Алексей Михайлович понял, что сестра советует ему дело.
Когда после того к нему вновь явились бояре, он сказал:
— Никон говорил исступя ума, на него сердиться нельзя... Возьмите вот это, — он подал кошель с деньгами, — отдайте ему на дорогу, да и шубу взять из моих лучших... теперь, зима, холод.
Бояре удивились, сделали гримасу и ушли. На другой день, чуть-чуть начало светать, как народ стал валить в Кремль, и не больше как в полчаса он переполнил его. Толпилось несколько десятков тысяч: лица у всех были мрачны и речи зловещи.
Появились пристав, дьяки, бояре и распустили слух, что Никона повезут по Сретенке. Народ двинулся в Китай-город.
В это время привезли Никону в земскую избу царскую шубу и деньги — он отказался принять и то и другое.
Его повезли дорогою, где народ не предполагал вовсё, что он появится там. На одном из поворотов какая-то черница бросилась к саням, схватила коренных лошадей за уздцы и неистово завопила:
— Куда вы, как воры, его увозите... Везите в народ, он не ваш... он народный...
— Мама Натя, — крикнул Никон, — прощай... прости... Молись за меня... да и поклонись.
— Не пущу... Сворачивайте... Караул! Народ... сюда... Ратуйте! — кричала инокиня.
Из соседних домов показалось несколько человек.
— Бей её, — крикнул стрелецкий сотник своим ратникам.
Один обнажил палаш и ударил инокиню по голове.
Обливаясь кровью, та упала на снег под лошадей; кони испугались, подхватили и понеслись с санями через инокиню... Раздирающий душу вопль её раздался, а со стороны Никона крик ужаса, но лошади умчали его далеко... далеко...
XXXII
ПЕРВЫЕ РАСКОЛЬНИЧЬИ СТРАСТОТЕРПЦЫ
Рождественский праздник 1666 года прошёл для царя Алексея Михайловича не радостным.
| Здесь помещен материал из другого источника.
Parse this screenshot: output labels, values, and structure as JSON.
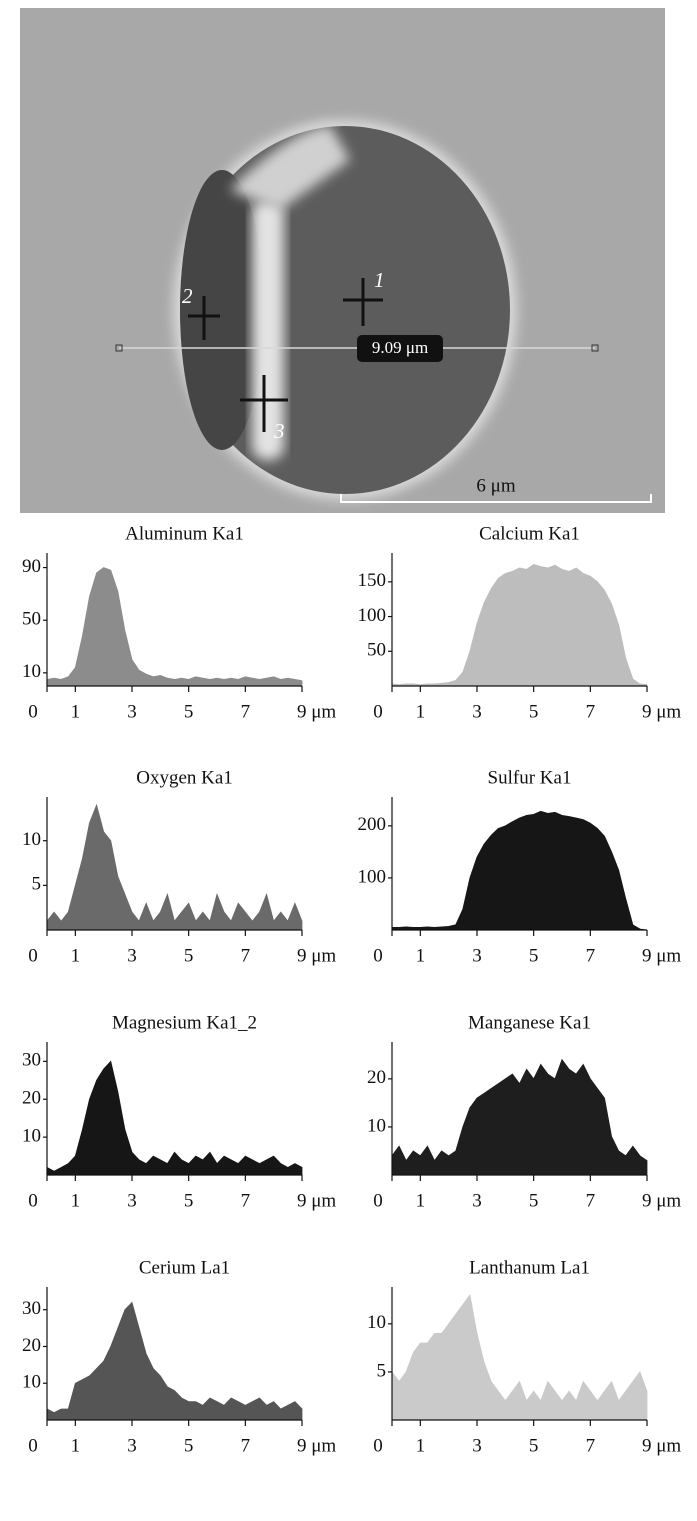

Обыкновенно-то он всегда проводил его в семейном кругу; но если позволял себе что-либо, так это устройство борьбы зверей меж собою или бой со зверями ловчих на Москве-реке. И теперь, чтобы заглушить злые думы, тревожившие его по случаю низложения и ссылки Никона, он велел ловчему пути, т.е. администрации охоты, устроить поездку.